= Shrimp baiting =

Shrimp catching method

Shrimp baiting is a method used by recreational fisherman for of catching shrimp. In the 1980s the sport became popular in the southeastern coastal states of North Carolina, South Carolina, Georgia, and Florida. Since then, several local state regulations have been implemented to better regulate catch limits, methods, and seasons.

==The technique==
Shrimp baiting uses a cast net, bait and long poles. The long poles are used to mark a specific location, and then bait is thrown in the water near the pole. After several minutes the cast net is thrown as close to the bait as possible and the shrimp are caught in the net.

The bait balls can be made of just about anything a shrimp will eat. The most common bait is a mixture of powdered clay and fish meal (typically ground menhaden). Other popular baits are flour, corn meal, cat food, and chicken feed. The bait typically includes a binding agent such as clay or Portland cement. The balls range in size from a tennis ball to a softball and are typically flattened out to a hamburger shape.

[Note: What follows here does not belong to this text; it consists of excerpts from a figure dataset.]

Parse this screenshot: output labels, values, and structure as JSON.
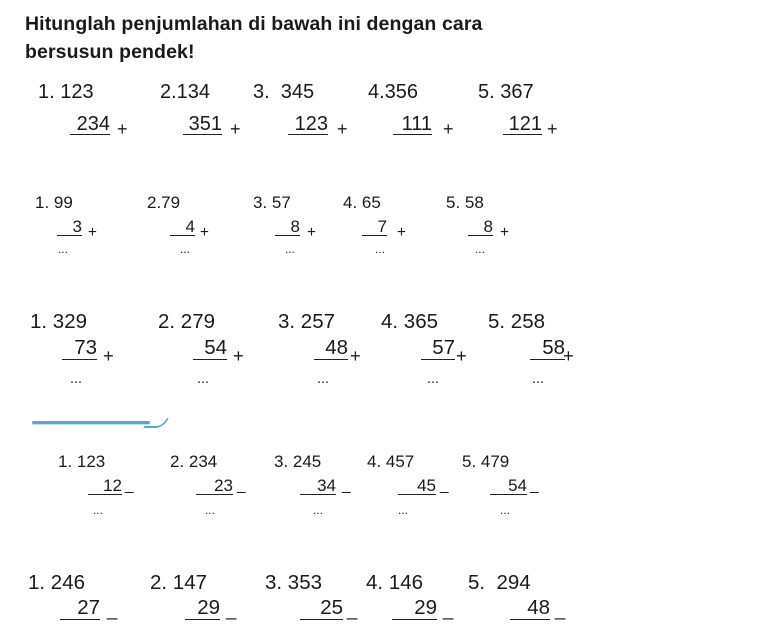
{
  "instruction": {
    "line1": "Hitunglah penjumlahan di bawah ini dengan cara",
    "line2": "bersusun pendek!"
  },
  "sections": [
    {
      "op": "+",
      "problems": [
        {
          "label": "1. 123",
          "second": "234",
          "answer": ""
        },
        {
          "label": "2.134",
          "second": "351",
          "answer": ""
        },
        {
          "label": "3.  345",
          "second": "123",
          "answer": ""
        },
        {
          "label": "4.356",
          "second": "111",
          "answer": ""
        },
        {
          "label": "5. 367",
          "second": "121",
          "answer": ""
        }
      ]
    },
    {
      "op": "+",
      "problems": [
        {
          "label": "1. 99",
          "second": "3",
          "answer": "..."
        },
        {
          "label": "2.79",
          "second": "4",
          "answer": "..."
        },
        {
          "label": "3. 57",
          "second": "8",
          "answer": "..."
        },
        {
          "label": "4. 65",
          "second": "7",
          "answer": "..."
        },
        {
          "label": "5. 58",
          "second": "8",
          "answer": "..."
        }
      ]
    },
    {
      "op": "+",
      "problems": [
        {
          "label": "1. 329",
          "second": "73",
          "answer": "..."
        },
        {
          "label": "2. 279",
          "second": "54",
          "answer": "..."
        },
        {
          "label": "3. 257",
          "second": "48",
          "answer": "..."
        },
        {
          "label": "4. 365",
          "second": "57",
          "answer": "..."
        },
        {
          "label": "5. 258",
          "second": "58",
          "answer": "..."
        }
      ]
    },
    {
      "op": "_",
      "problems": [
        {
          "label": "1. 123",
          "second": "12",
          "answer": "..."
        },
        {
          "label": "2. 234",
          "second": "23",
          "answer": "..."
        },
        {
          "label": "3. 245",
          "second": "34",
          "answer": "..."
        },
        {
          "label": "4. 457",
          "second": "45",
          "answer": "..."
        },
        {
          "label": "5. 479",
          "second": "54",
          "answer": "..."
        }
      ]
    },
    {
      "op": "_",
      "problems": [
        {
          "label": "1. 246",
          "second": "27",
          "answer": ""
        },
        {
          "label": "2. 147",
          "second": "29",
          "answer": ""
        },
        {
          "label": "3. 353",
          "second": "25",
          "answer": ""
        },
        {
          "label": "4. 146",
          "second": "29",
          "answer": ""
        },
        {
          "label": "5.  294",
          "second": "48",
          "answer": ""
        }
      ]
    }
  ],
  "colors": {
    "text": "#1a1a1a",
    "divider": "#5aa6d6"
  }
}
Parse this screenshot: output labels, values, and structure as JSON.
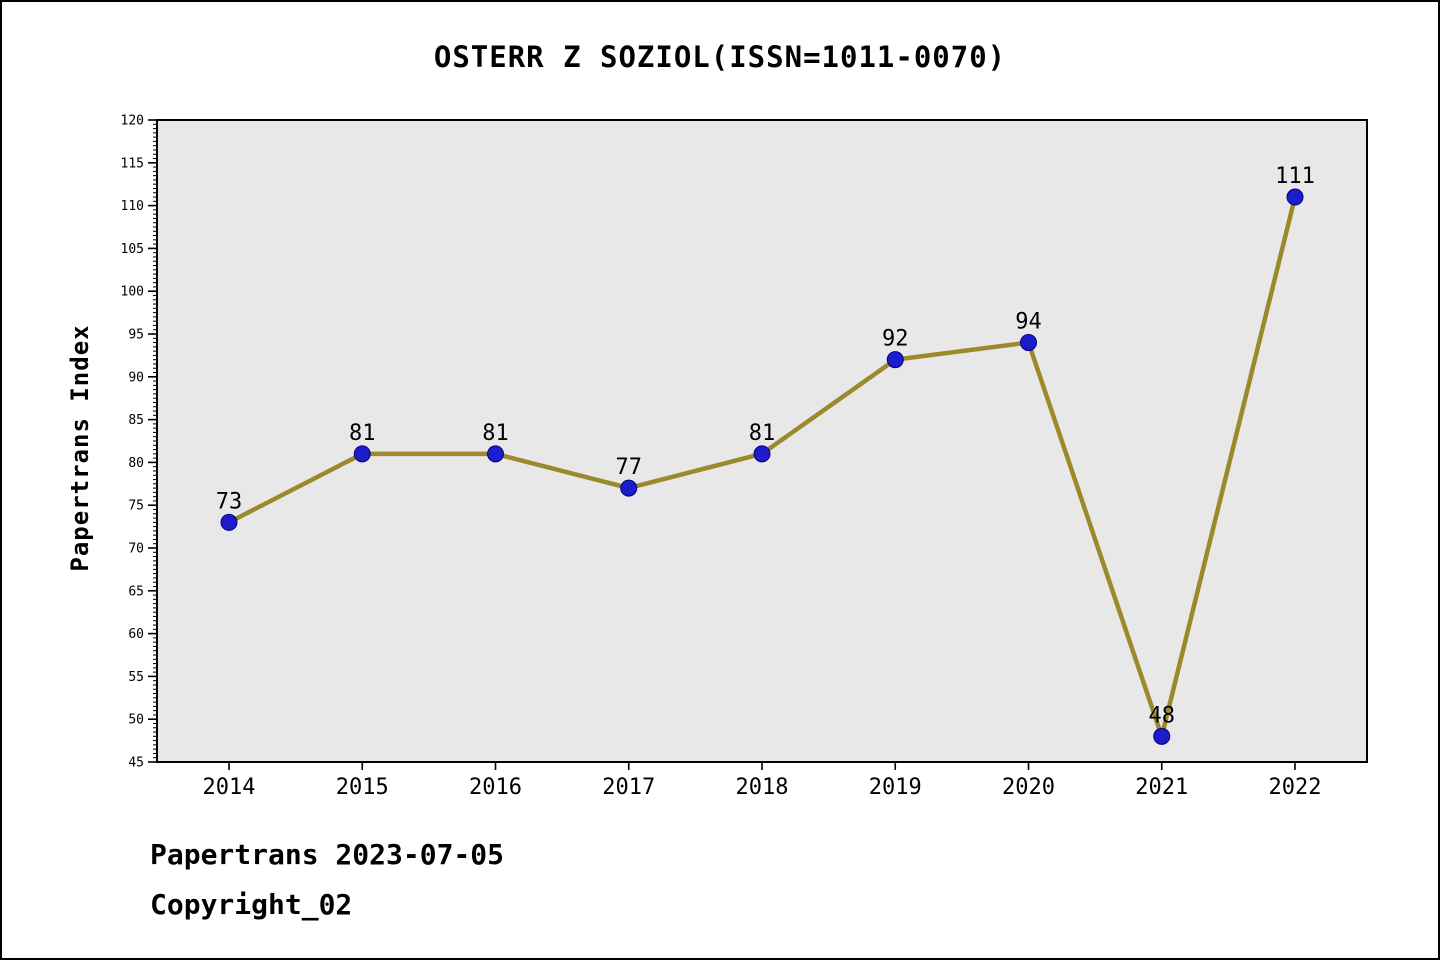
{
  "page": {
    "title": "OSTERR Z SOZIOL(ISSN=1011-0070)",
    "footer_line1": "Papertrans 2023-07-05",
    "footer_line2": "Copyright_02"
  },
  "chart_data": {
    "type": "line",
    "title": "OSTERR Z SOZIOL(ISSN=1011-0070)",
    "categories": [
      "2014",
      "2015",
      "2016",
      "2017",
      "2018",
      "2019",
      "2020",
      "2021",
      "2022"
    ],
    "values": [
      73,
      81,
      81,
      77,
      81,
      92,
      94,
      48,
      111
    ],
    "point_labels": [
      "73",
      "81",
      "81",
      "77",
      "81",
      "92",
      "94",
      "48",
      "111"
    ],
    "xlabel": "",
    "ylabel": "Papertrans Index",
    "ylim": [
      45,
      120
    ],
    "y_major_step": 5,
    "y_minor_step": 0.5,
    "grid": false,
    "legend": "none",
    "colors": {
      "line": "#9b8a2c",
      "marker_fill": "#1c1ccd",
      "marker_edge": "#000080",
      "plot_background": "#e8e8e8",
      "axis": "#000000",
      "text": "#000000"
    }
  }
}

In addition to "running the poles" from a boat, some people bait from the shore or docks. A permit is required for this, along with the landowners permission. Some people will place a single pole in front of the boat and use three anchors in a Y pattern to hold the boat still. Then they throw the bait out around the boat. Shrimpers have also begun using an auger type pole to hold the boat in a fixed point, and then use their trolling motor to rotate around this fixed point, allowing them to bait in a 360 degree arc the radius of the boat. This technique can be highly effective.

==Regulations==
In South Carolina, a shrimp baiting permit provides the fisher with ten tags. A tag must be placed on each of up to ten poles. The poles, used to mark the bait location, must be one inch in diameter or less and have reflective tape. The typical setup is to place ten poles in a single row and then drive a boat beside the poles and drop bait balls 6 to 10 feet from each pole. The shrimp will find the bait and begin feeding as the tide carries the bait to them.